The Curie point and erosion effects materially change the nature of the confining magnetic field in the vicinity of the target. As the temperature of the target increases, causing the magnetic permeability of the target to decrease, the target reluctance decreases; as the target reluctance increases there is a resulting increase in the fringing field in the vicinity of the target. Similarly, the decreased target area accompanying the target erosion causes the target reluctance to increase, with an increase in the fringing field in the target vicinity. As the fringing field in the target vicinity increases, the plasma in proximity to the target emitting surface is confined to a greater extent, i.e. to a smaller volume, because the magnetic field through the target decreases as the fringing magnetic field gradient increases.
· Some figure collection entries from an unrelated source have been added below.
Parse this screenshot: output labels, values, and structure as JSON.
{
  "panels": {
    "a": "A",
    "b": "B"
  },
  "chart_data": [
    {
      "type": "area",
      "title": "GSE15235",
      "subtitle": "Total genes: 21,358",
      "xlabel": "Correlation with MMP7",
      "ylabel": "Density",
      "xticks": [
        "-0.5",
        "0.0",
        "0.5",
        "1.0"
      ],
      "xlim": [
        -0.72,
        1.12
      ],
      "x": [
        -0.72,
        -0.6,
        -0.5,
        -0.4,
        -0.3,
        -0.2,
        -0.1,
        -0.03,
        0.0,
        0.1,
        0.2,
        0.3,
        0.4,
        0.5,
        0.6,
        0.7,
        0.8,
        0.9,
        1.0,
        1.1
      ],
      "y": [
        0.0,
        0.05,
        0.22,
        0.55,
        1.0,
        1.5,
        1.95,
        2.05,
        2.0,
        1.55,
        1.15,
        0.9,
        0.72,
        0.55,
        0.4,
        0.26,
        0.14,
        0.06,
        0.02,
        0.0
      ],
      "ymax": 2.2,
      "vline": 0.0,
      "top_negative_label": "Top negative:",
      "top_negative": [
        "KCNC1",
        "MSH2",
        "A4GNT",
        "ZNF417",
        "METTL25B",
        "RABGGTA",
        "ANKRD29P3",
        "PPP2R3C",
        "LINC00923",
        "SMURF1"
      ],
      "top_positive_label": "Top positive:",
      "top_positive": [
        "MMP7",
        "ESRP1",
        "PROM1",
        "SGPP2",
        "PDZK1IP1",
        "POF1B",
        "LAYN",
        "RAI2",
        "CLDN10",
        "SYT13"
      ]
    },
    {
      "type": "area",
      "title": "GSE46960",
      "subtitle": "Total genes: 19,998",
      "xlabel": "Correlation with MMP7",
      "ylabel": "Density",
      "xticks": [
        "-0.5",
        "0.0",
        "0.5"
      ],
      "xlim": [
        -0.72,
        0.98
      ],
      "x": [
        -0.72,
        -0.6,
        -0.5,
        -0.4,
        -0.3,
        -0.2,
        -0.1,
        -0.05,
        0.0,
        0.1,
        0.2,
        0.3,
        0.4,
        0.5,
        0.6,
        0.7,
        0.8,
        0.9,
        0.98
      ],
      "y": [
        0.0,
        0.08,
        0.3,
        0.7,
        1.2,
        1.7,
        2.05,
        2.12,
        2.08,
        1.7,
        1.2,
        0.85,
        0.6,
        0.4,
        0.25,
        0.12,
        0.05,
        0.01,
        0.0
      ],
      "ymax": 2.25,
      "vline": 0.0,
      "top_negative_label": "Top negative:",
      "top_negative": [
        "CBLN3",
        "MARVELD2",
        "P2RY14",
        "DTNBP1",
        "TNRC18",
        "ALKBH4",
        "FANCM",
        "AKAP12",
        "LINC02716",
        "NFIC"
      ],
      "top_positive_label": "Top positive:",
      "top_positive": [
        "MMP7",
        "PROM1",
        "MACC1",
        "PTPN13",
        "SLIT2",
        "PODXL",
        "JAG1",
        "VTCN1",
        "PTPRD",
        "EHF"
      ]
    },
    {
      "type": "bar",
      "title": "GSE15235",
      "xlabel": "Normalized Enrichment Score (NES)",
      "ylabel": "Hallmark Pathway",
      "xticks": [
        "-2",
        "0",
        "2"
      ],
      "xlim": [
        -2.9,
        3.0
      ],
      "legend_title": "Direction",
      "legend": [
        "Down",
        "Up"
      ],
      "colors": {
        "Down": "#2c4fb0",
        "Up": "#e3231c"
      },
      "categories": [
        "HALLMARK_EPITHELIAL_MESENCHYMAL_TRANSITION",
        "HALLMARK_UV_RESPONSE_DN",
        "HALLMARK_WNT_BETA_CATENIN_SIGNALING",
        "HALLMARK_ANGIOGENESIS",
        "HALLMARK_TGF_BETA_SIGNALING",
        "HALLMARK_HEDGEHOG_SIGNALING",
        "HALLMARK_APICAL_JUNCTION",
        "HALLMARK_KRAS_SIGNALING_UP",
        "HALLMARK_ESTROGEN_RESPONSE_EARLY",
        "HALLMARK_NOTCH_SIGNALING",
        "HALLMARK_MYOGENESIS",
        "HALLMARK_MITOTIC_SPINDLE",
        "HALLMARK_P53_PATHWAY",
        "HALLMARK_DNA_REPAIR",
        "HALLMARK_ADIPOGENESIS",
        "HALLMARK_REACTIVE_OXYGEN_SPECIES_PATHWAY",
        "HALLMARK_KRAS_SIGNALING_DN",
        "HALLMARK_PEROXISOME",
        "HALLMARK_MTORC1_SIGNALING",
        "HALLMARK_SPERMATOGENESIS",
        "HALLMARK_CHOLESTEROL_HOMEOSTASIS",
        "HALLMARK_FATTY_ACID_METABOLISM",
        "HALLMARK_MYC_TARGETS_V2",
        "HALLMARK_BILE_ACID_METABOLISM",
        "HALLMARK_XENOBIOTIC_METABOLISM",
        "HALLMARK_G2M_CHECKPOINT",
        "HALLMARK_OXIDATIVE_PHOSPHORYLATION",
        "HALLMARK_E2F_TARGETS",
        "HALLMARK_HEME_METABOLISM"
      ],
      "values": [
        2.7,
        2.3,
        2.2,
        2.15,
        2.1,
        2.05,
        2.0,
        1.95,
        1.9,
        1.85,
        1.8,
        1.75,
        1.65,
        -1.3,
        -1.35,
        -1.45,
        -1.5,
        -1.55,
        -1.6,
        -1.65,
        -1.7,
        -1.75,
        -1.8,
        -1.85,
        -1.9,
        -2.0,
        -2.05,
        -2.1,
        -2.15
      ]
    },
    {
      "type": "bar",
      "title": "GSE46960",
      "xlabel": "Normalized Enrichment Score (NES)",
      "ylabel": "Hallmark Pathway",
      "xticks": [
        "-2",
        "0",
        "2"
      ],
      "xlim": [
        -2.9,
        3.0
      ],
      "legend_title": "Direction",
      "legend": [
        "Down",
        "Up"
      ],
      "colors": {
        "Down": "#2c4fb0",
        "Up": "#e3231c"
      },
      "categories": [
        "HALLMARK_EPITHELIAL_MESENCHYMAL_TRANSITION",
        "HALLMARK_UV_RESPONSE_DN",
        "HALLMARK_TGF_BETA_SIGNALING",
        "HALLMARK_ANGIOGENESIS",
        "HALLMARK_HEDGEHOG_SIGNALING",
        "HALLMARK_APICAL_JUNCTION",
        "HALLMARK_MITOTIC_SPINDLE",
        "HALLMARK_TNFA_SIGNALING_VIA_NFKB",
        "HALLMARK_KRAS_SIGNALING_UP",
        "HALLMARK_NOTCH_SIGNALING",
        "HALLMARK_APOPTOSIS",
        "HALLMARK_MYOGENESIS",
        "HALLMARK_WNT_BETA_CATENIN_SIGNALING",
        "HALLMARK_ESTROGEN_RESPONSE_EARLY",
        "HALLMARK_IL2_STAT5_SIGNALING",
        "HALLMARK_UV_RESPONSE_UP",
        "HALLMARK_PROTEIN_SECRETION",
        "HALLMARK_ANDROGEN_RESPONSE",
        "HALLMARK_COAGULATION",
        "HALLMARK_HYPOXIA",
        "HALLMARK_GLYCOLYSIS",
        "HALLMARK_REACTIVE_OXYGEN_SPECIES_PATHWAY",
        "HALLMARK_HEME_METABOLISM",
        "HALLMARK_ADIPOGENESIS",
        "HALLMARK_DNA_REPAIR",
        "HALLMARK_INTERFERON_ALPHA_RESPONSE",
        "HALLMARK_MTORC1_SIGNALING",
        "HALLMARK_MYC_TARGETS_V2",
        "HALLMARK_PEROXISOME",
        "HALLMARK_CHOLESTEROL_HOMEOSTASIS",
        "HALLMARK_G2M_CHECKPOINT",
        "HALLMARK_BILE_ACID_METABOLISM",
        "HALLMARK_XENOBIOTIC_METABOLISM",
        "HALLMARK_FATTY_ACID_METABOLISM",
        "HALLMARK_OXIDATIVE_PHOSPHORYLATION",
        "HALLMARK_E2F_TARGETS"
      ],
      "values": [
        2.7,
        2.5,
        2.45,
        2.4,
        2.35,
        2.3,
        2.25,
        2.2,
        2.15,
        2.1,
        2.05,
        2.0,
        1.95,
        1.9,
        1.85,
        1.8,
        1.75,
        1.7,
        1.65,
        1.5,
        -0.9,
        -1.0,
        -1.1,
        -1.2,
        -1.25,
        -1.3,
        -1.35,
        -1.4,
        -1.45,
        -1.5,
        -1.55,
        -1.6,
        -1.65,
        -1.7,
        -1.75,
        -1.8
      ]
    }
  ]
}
Thereby, the plasma impedance changes.
It is, therefore, an object of the present invention to provide a new and improved method of and apparatus for controlling a sputter coating magnetron depositing apparatus.
Another object of the invention is to provide a new and improved method of and apparatus for controlling a magnetron sputter coating depositing apparatus including a target that erodes as it is used during deposition.
Another object of the invention is to provide a new and improved method of and apparatus for controlling a magnetron sputter coating depositing apparatus wherein the tendency of a distribution pattern of atoms on a target substrate to change as the target erodes is compensated so as to be substantially overcome.
Another object of the present invention is to provide a new and improved apparatus for and method of controlling a magnetron sputter coating apparatus for depositing magnetic materials on a substrate.
Another object of the present invention is to provide a new and improved method of and apparatus for controlling a magnetron sputter coating depositing apparatus wherein the tendency of a magnetic target cathode to change the characteristics of a confining magnetic field as the target is eroded is compensated.
Another object of the present invention is to provide a new and improved apparatus for and method of compensating for the tendency of the reluctance patterns for magnetic target cathodes of magnetron sputter coating depositing apparatus to change as the target cathode is used.
Another object of the present invention is to provide a new and improved apparatus for and method of controlling a magnetron sputter coating depositing apparatus including a magnetic target cathode which has a tendency to have a variable reluctance path due to temperature variations.
Another object of the present invention is to provide a new and improved apparatus for and method of controlling a magnetron sputter coating depositing apparatus including a magnetic target cathode which has a tendency to have a variable reluctance path due to target erosion.